Être toujours en alerte

On retrouve tout naturellement Céline Martinez à la Commission Communale pour l’Accessibilité de Saint-Cloud, aux côtés d’autres acteurs du domaine du handicap « C’est important de s’impliquer, d’exprimer ses besoins et ses attentes. Nous avons beaucoup d’idées à partager ! »

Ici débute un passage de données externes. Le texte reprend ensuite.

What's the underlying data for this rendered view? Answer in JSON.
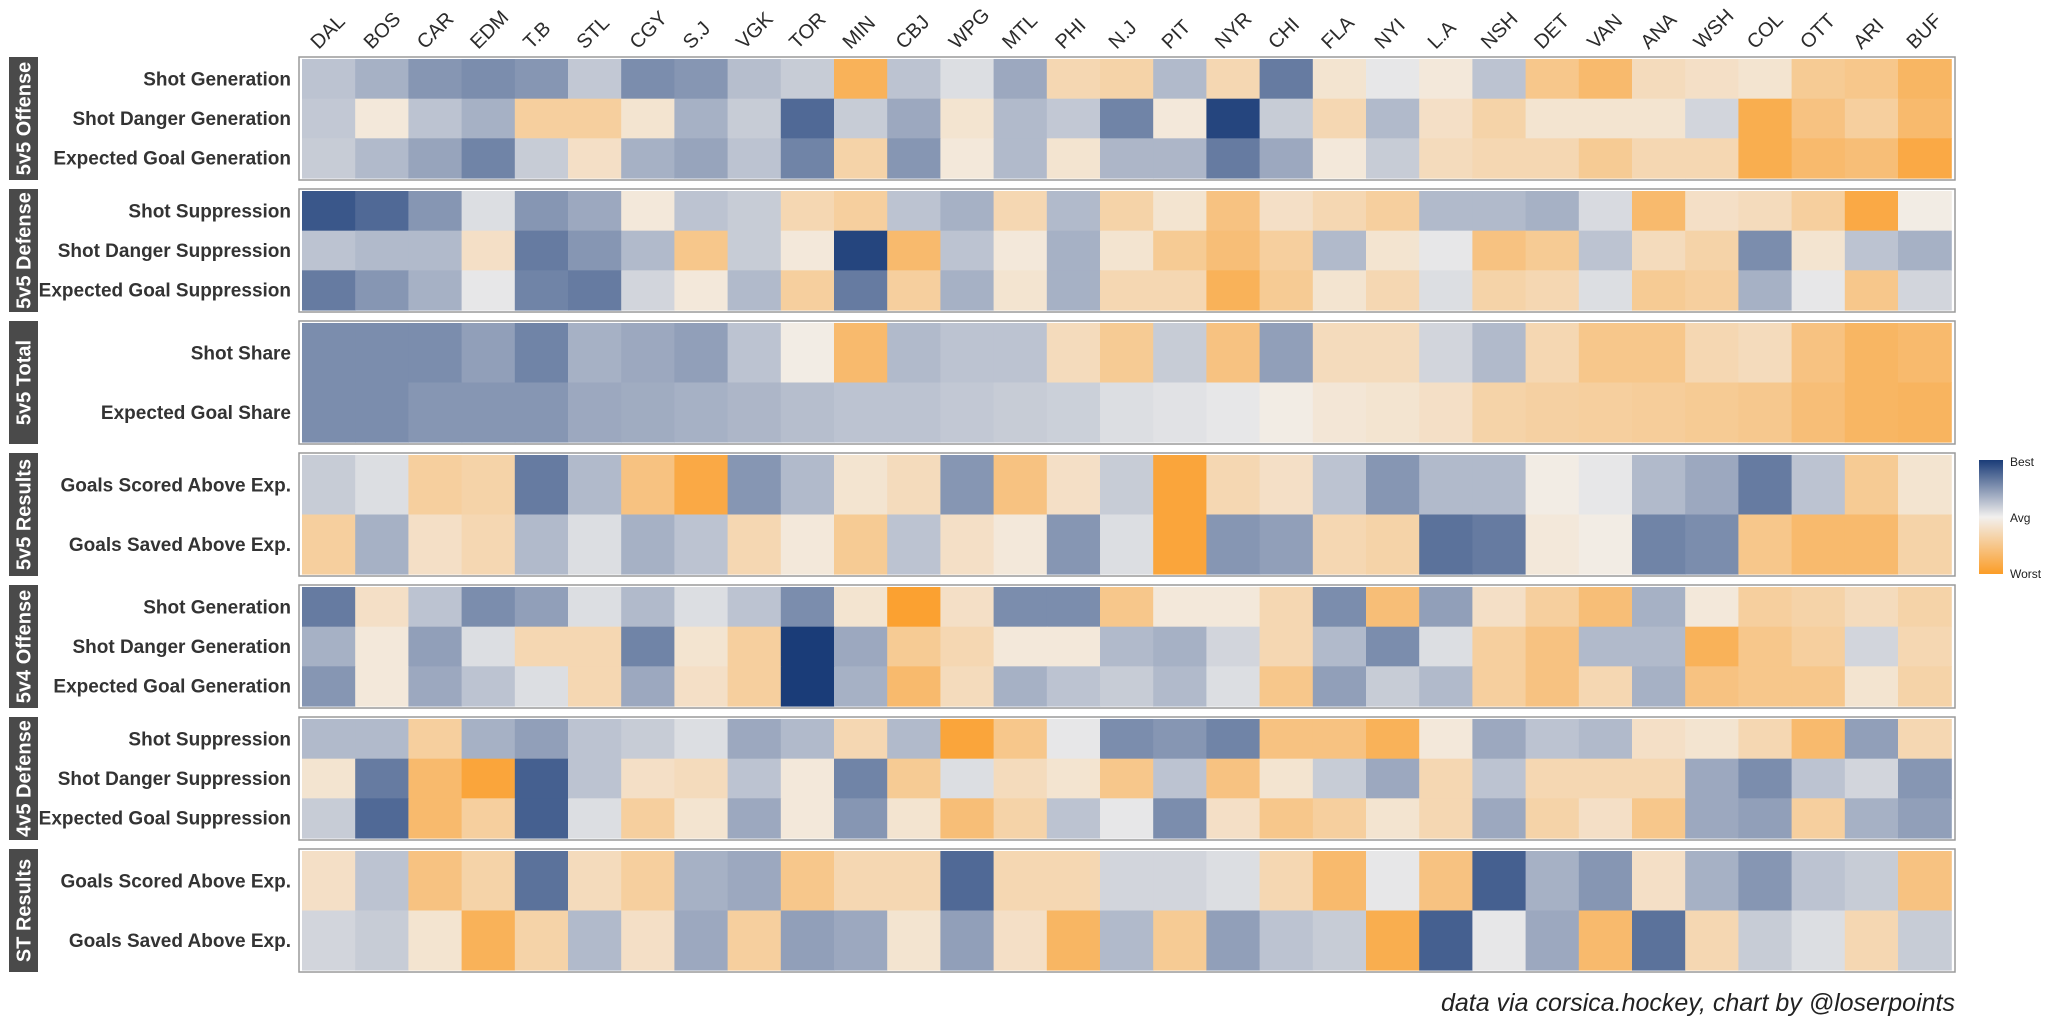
{
  "chart_data": {
    "type": "heatmap",
    "teams": [
      "DAL",
      "BOS",
      "CAR",
      "EDM",
      "T.B",
      "STL",
      "CGY",
      "S.J",
      "VGK",
      "TOR",
      "MIN",
      "CBJ",
      "WPG",
      "MTL",
      "PHI",
      "N.J",
      "PIT",
      "NYR",
      "CHI",
      "FLA",
      "NYI",
      "L.A",
      "NSH",
      "DET",
      "VAN",
      "ANA",
      "WSH",
      "COL",
      "OTT",
      "ARI",
      "BUF"
    ],
    "value_scale": "-1 = Worst (orange), 0 = Avg (white), 1 = Best (navy)",
    "colors": {
      "best": "#1a3c78",
      "avg": "#f2f0ee",
      "worst": "#fb9d27"
    },
    "facets": [
      {
        "name": "5v5 Offense",
        "rows": [
          {
            "label": "Shot Generation",
            "values": [
              0.25,
              0.35,
              0.5,
              0.55,
              0.5,
              0.22,
              0.55,
              0.5,
              0.28,
              0.2,
              -0.75,
              0.25,
              0.1,
              0.4,
              -0.3,
              -0.35,
              0.3,
              -0.3,
              0.65,
              -0.15,
              0.05,
              -0.1,
              0.25,
              -0.5,
              -0.65,
              -0.25,
              -0.2,
              -0.15,
              -0.45,
              -0.5,
              -0.7
            ]
          },
          {
            "label": "Shot Danger Generation",
            "values": [
              0.22,
              -0.1,
              0.25,
              0.35,
              -0.4,
              -0.4,
              -0.15,
              0.35,
              0.2,
              0.75,
              0.2,
              0.4,
              -0.15,
              0.3,
              0.22,
              0.6,
              -0.1,
              0.95,
              0.2,
              -0.3,
              0.3,
              -0.2,
              -0.35,
              -0.15,
              -0.15,
              -0.15,
              0.15,
              -0.8,
              -0.55,
              -0.4,
              -0.65
            ]
          },
          {
            "label": "Expected Goal Generation",
            "values": [
              0.2,
              0.3,
              0.42,
              0.6,
              0.2,
              -0.2,
              0.35,
              0.42,
              0.25,
              0.6,
              -0.35,
              0.5,
              -0.1,
              0.3,
              -0.15,
              0.32,
              0.32,
              0.65,
              0.4,
              -0.1,
              0.2,
              -0.25,
              -0.3,
              -0.3,
              -0.45,
              -0.3,
              -0.3,
              -0.8,
              -0.65,
              -0.6,
              -0.85
            ]
          }
        ]
      },
      {
        "name": "5v5 Defense",
        "rows": [
          {
            "label": "Shot Suppression",
            "values": [
              0.85,
              0.75,
              0.5,
              0.1,
              0.5,
              0.4,
              -0.1,
              0.25,
              0.2,
              -0.3,
              -0.4,
              0.25,
              0.35,
              -0.3,
              0.3,
              -0.35,
              -0.15,
              -0.55,
              -0.2,
              -0.3,
              -0.4,
              0.3,
              0.3,
              0.35,
              0.12,
              -0.65,
              -0.2,
              -0.25,
              -0.4,
              -0.85,
              -0.05
            ]
          },
          {
            "label": "Shot Danger Suppression",
            "values": [
              0.25,
              0.3,
              0.3,
              -0.2,
              0.65,
              0.5,
              0.3,
              -0.5,
              0.2,
              -0.1,
              0.95,
              -0.65,
              0.25,
              -0.1,
              0.35,
              -0.15,
              -0.45,
              -0.6,
              -0.4,
              0.3,
              -0.15,
              0.05,
              -0.55,
              -0.45,
              0.25,
              -0.25,
              -0.35,
              0.55,
              -0.15,
              0.25,
              0.35
            ]
          },
          {
            "label": "Expected Goal Suppression",
            "values": [
              0.65,
              0.5,
              0.35,
              0.05,
              0.6,
              0.65,
              0.15,
              -0.1,
              0.3,
              -0.4,
              0.65,
              -0.4,
              0.35,
              -0.15,
              0.35,
              -0.3,
              -0.3,
              -0.75,
              -0.45,
              -0.15,
              -0.3,
              0.1,
              -0.35,
              -0.3,
              0.1,
              -0.45,
              -0.4,
              0.35,
              0.05,
              -0.5,
              0.15
            ]
          }
        ]
      },
      {
        "name": "5v5 Total",
        "rows": [
          {
            "label": "Shot Share",
            "values": [
              0.55,
              0.55,
              0.55,
              0.45,
              0.6,
              0.35,
              0.4,
              0.45,
              0.25,
              -0.05,
              -0.65,
              0.3,
              0.25,
              0.25,
              -0.25,
              -0.45,
              0.2,
              -0.55,
              0.45,
              -0.25,
              -0.25,
              0.15,
              0.3,
              -0.3,
              -0.5,
              -0.5,
              -0.3,
              -0.25,
              -0.55,
              -0.7,
              -0.65
            ]
          },
          {
            "label": "Expected Goal Share",
            "values": [
              0.55,
              0.55,
              0.5,
              0.5,
              0.5,
              0.4,
              0.38,
              0.35,
              0.32,
              0.28,
              0.25,
              0.25,
              0.22,
              0.2,
              0.18,
              0.1,
              0.08,
              0.05,
              -0.05,
              -0.12,
              -0.15,
              -0.2,
              -0.35,
              -0.38,
              -0.4,
              -0.42,
              -0.45,
              -0.48,
              -0.6,
              -0.7,
              -0.72
            ]
          }
        ]
      },
      {
        "name": "5v5 Results",
        "rows": [
          {
            "label": "Goals Scored Above Exp.",
            "values": [
              0.2,
              0.1,
              -0.4,
              -0.35,
              0.65,
              0.3,
              -0.55,
              -0.85,
              0.5,
              0.3,
              -0.15,
              -0.25,
              0.5,
              -0.55,
              -0.2,
              0.2,
              -0.9,
              -0.3,
              -0.2,
              0.25,
              0.5,
              0.3,
              0.3,
              -0.05,
              0.05,
              0.3,
              0.4,
              0.65,
              0.25,
              -0.45,
              -0.15
            ]
          },
          {
            "label": "Goals Saved Above Exp.",
            "values": [
              -0.4,
              0.35,
              -0.2,
              -0.3,
              0.3,
              0.1,
              0.35,
              0.25,
              -0.3,
              -0.1,
              -0.45,
              0.25,
              -0.2,
              -0.1,
              0.5,
              0.1,
              -0.9,
              0.5,
              0.45,
              -0.3,
              -0.35,
              0.7,
              0.65,
              -0.1,
              -0.05,
              0.6,
              0.55,
              -0.5,
              -0.65,
              -0.65,
              -0.35
            ]
          }
        ]
      },
      {
        "name": "5v4 Offense",
        "rows": [
          {
            "label": "Shot Generation",
            "values": [
              0.65,
              -0.2,
              0.25,
              0.55,
              0.45,
              0.1,
              0.3,
              0.1,
              0.25,
              0.55,
              -0.15,
              -0.95,
              -0.2,
              0.55,
              0.55,
              -0.5,
              -0.1,
              -0.1,
              -0.3,
              0.55,
              -0.6,
              0.45,
              -0.2,
              -0.4,
              -0.6,
              0.35,
              -0.1,
              -0.4,
              -0.35,
              -0.25,
              -0.35
            ]
          },
          {
            "label": "Shot Danger Generation",
            "values": [
              0.35,
              -0.1,
              0.45,
              0.1,
              -0.3,
              -0.3,
              0.6,
              -0.15,
              -0.4,
              1.0,
              0.4,
              -0.45,
              -0.3,
              -0.1,
              -0.1,
              0.3,
              0.35,
              0.15,
              -0.3,
              0.3,
              0.55,
              0.1,
              -0.4,
              -0.55,
              0.3,
              0.3,
              -0.75,
              -0.5,
              -0.4,
              0.15,
              -0.3
            ]
          },
          {
            "label": "Expected Goal Generation",
            "values": [
              0.5,
              -0.1,
              0.4,
              0.25,
              0.1,
              -0.3,
              0.4,
              -0.2,
              -0.4,
              1.0,
              0.35,
              -0.65,
              -0.25,
              0.35,
              0.25,
              0.2,
              0.3,
              0.1,
              -0.5,
              0.45,
              0.2,
              0.3,
              -0.4,
              -0.55,
              -0.3,
              0.35,
              -0.55,
              -0.5,
              -0.5,
              -0.15,
              -0.35
            ]
          }
        ]
      },
      {
        "name": "4v5 Defense",
        "rows": [
          {
            "label": "Shot Suppression",
            "values": [
              0.3,
              0.3,
              -0.4,
              0.35,
              0.45,
              0.25,
              0.2,
              0.1,
              0.4,
              0.3,
              -0.3,
              0.3,
              -0.9,
              -0.5,
              0.05,
              0.55,
              0.5,
              0.6,
              -0.55,
              -0.55,
              -0.75,
              -0.1,
              0.4,
              0.25,
              0.3,
              -0.2,
              -0.15,
              -0.3,
              -0.65,
              0.45,
              -0.3
            ]
          },
          {
            "label": "Shot Danger Suppression",
            "values": [
              -0.15,
              0.65,
              -0.65,
              -0.9,
              0.8,
              0.25,
              -0.2,
              -0.25,
              0.25,
              -0.1,
              0.6,
              -0.45,
              0.1,
              -0.25,
              -0.15,
              -0.5,
              0.25,
              -0.55,
              -0.15,
              0.2,
              0.4,
              -0.3,
              0.25,
              -0.3,
              -0.3,
              -0.3,
              0.4,
              0.55,
              0.25,
              0.15,
              0.5
            ]
          },
          {
            "label": "Expected Goal Suppression",
            "values": [
              0.2,
              0.75,
              -0.65,
              -0.4,
              0.8,
              0.1,
              -0.4,
              -0.15,
              0.4,
              -0.1,
              0.5,
              -0.15,
              -0.6,
              -0.35,
              0.25,
              0.05,
              0.55,
              -0.2,
              -0.5,
              -0.4,
              -0.15,
              -0.3,
              0.4,
              -0.35,
              -0.2,
              -0.5,
              0.4,
              0.45,
              -0.4,
              0.35,
              0.45
            ]
          }
        ]
      },
      {
        "name": "ST Results",
        "rows": [
          {
            "label": "Goals Scored Above Exp.",
            "values": [
              -0.2,
              0.25,
              -0.55,
              -0.35,
              0.7,
              -0.25,
              -0.4,
              0.35,
              0.4,
              -0.5,
              -0.3,
              -0.3,
              0.75,
              -0.3,
              -0.3,
              0.15,
              0.15,
              0.1,
              -0.3,
              -0.65,
              0.05,
              -0.55,
              0.8,
              0.35,
              0.5,
              -0.2,
              0.35,
              0.5,
              0.25,
              0.2,
              -0.55
            ]
          },
          {
            "label": "Goals Saved Above Exp.",
            "values": [
              0.15,
              0.2,
              -0.15,
              -0.75,
              -0.35,
              0.3,
              -0.2,
              0.4,
              -0.4,
              0.45,
              0.4,
              -0.15,
              0.45,
              -0.2,
              -0.7,
              0.3,
              -0.45,
              0.45,
              0.25,
              0.2,
              -0.8,
              0.8,
              0.05,
              0.4,
              -0.65,
              0.7,
              -0.3,
              0.2,
              0.1,
              -0.3,
              0.2
            ]
          }
        ]
      }
    ],
    "legend": {
      "best": "Best",
      "avg": "Avg",
      "worst": "Worst",
      "placement": "right"
    },
    "caption": "data via corsica.hockey, chart by @loserpoints"
  }
}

Mais le combat doit être mené à l’échelle nationale, pour tous : « Même s’il y a eu des avancées, nous attendons de l’ARS qu’elle prenne en compte les besoins des familles. Il y a tant de choses simples à faire pour soutenir les familles touchées par le handicap qui se démènent mais restent mal informées et pas assez aidées. Au Québec par exemple, les familles sont accompagnées par un référent sur les parcours de soins et de l’aidant. Il faut aussi penser au répit des personnes porteuses de handicap, par rapport à la famille, aux soins… elles ont besoin de lâcher-prise, de calme. Il faut enfin parler des aidants eux-mêmes, qui ne peuvent pas avoir le recul nécessaire, et leur tendre la main ! Nous sommes dans les gestes du quotidien, comme des soldats ou des pompiers, sans répit. Il faut oser prendre du temps pour soi. »

De son temps libre, ou volé, est né un livre, à paraître, qui raconte sa vie, son parcours, en toute transparence. Comment arriver à combiner tout cela en une seule vie ? « Faire peu, faire simple et le faire très bien. » Un objectif, ô combien exigeant, que chacun devrait faire sien.